Similarly to system units, user units are located in the following
directories (ordered by ascending precedence):

/usr/lib/systemd/user/ where units provided by installed packages
    belong. 
~/.local/share/systemd/user/ where units of packages that
    have been installed in the home directory
    belong. 
/etc/systemd/user/ where system-wide user units are placed
    by the system administrator. 
~/.config/systemd/user/ where the user
    puts its own units.
> 
> 
> Arch has a pretty good document on the topic:
> 
> https://wiki.archlinux.org/index.php/Systemd/User

Thanks Gordon, that was a well organized read.  After reading that
page, and the systemd page there as well, it sounds like what Tom wants
is to disable any systemd units unless they are specifically
activated.  Like this description for system targets, except for user
targets.  Maybe replacing disable with mask, so updates don't enable
them.

>From their systemd wiki page:

"""
Arch Linux ships with /usr/lib/systemd/system-preset/99-default.preset
containing disable *. This causes systemctl preset to disable all units
by default, such that when a new package is installed, the user must
manually enable the unit.

If this behavior is not desired, simply create a symlink
from /etc/systemd/system-preset/99-default.preset to /dev/null in order
to override the configuration file.
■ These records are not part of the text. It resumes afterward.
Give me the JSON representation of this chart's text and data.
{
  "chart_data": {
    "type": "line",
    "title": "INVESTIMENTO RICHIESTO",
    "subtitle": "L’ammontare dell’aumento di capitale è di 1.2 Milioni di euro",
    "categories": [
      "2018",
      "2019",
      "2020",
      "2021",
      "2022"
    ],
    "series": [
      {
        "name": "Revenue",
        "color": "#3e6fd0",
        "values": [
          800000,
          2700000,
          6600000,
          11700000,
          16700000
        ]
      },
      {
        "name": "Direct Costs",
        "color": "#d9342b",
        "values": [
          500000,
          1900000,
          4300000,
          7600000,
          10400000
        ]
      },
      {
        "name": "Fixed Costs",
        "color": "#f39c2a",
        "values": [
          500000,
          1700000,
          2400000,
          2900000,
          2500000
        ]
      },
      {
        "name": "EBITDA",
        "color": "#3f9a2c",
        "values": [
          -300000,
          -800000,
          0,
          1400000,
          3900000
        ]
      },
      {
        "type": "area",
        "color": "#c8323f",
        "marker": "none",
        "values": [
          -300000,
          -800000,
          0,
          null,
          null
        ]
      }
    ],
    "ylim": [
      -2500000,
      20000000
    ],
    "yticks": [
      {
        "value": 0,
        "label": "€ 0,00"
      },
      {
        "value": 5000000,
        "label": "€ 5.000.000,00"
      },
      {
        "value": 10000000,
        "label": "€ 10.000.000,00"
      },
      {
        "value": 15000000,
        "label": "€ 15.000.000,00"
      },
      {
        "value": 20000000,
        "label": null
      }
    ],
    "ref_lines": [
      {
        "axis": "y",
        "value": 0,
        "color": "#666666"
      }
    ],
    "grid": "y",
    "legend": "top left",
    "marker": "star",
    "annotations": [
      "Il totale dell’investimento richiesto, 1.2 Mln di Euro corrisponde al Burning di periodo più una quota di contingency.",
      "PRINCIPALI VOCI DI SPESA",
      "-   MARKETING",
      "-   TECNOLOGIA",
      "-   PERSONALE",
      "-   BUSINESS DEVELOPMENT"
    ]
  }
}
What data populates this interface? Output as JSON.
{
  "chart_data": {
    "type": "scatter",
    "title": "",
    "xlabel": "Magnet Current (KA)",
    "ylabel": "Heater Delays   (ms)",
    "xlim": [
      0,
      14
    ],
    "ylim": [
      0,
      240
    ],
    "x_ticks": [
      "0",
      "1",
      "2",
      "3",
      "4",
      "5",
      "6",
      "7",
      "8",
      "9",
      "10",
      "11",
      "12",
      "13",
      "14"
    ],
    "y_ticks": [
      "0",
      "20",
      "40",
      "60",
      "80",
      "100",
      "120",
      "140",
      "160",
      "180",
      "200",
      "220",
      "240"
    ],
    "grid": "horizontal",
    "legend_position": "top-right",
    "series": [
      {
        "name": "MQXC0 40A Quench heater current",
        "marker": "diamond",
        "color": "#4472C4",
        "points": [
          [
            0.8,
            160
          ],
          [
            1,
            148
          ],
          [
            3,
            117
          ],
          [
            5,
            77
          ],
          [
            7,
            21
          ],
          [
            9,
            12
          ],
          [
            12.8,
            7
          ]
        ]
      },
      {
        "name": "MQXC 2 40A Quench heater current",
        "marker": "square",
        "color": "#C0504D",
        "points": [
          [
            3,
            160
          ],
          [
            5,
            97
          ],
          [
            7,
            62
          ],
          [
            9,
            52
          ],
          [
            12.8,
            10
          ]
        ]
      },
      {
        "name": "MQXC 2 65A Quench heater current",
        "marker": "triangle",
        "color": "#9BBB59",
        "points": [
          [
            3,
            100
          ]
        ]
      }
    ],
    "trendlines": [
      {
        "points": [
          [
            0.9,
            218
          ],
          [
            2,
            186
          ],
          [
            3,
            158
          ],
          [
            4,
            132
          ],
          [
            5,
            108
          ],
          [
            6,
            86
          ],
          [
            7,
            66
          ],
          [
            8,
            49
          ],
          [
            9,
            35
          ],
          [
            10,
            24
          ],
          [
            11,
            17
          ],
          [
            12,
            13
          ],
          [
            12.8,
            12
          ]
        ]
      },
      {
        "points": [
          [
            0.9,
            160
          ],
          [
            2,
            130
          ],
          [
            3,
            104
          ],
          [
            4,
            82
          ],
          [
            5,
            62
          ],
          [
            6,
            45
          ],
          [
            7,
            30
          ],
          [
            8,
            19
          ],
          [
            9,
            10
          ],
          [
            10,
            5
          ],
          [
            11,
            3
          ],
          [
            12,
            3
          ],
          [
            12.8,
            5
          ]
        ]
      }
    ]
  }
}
This will cause systemctl preset to
enable all units that get installed—regardless of unit type—unless
specified in another file in one systemctl preset's configuration
directories. User units are not affected. See the manpage for
systemd.preset for more information. 
"""

And now I'm tempted to experiment with running X as a systemd --user
process, which I think is how Tom is running his graphical environment.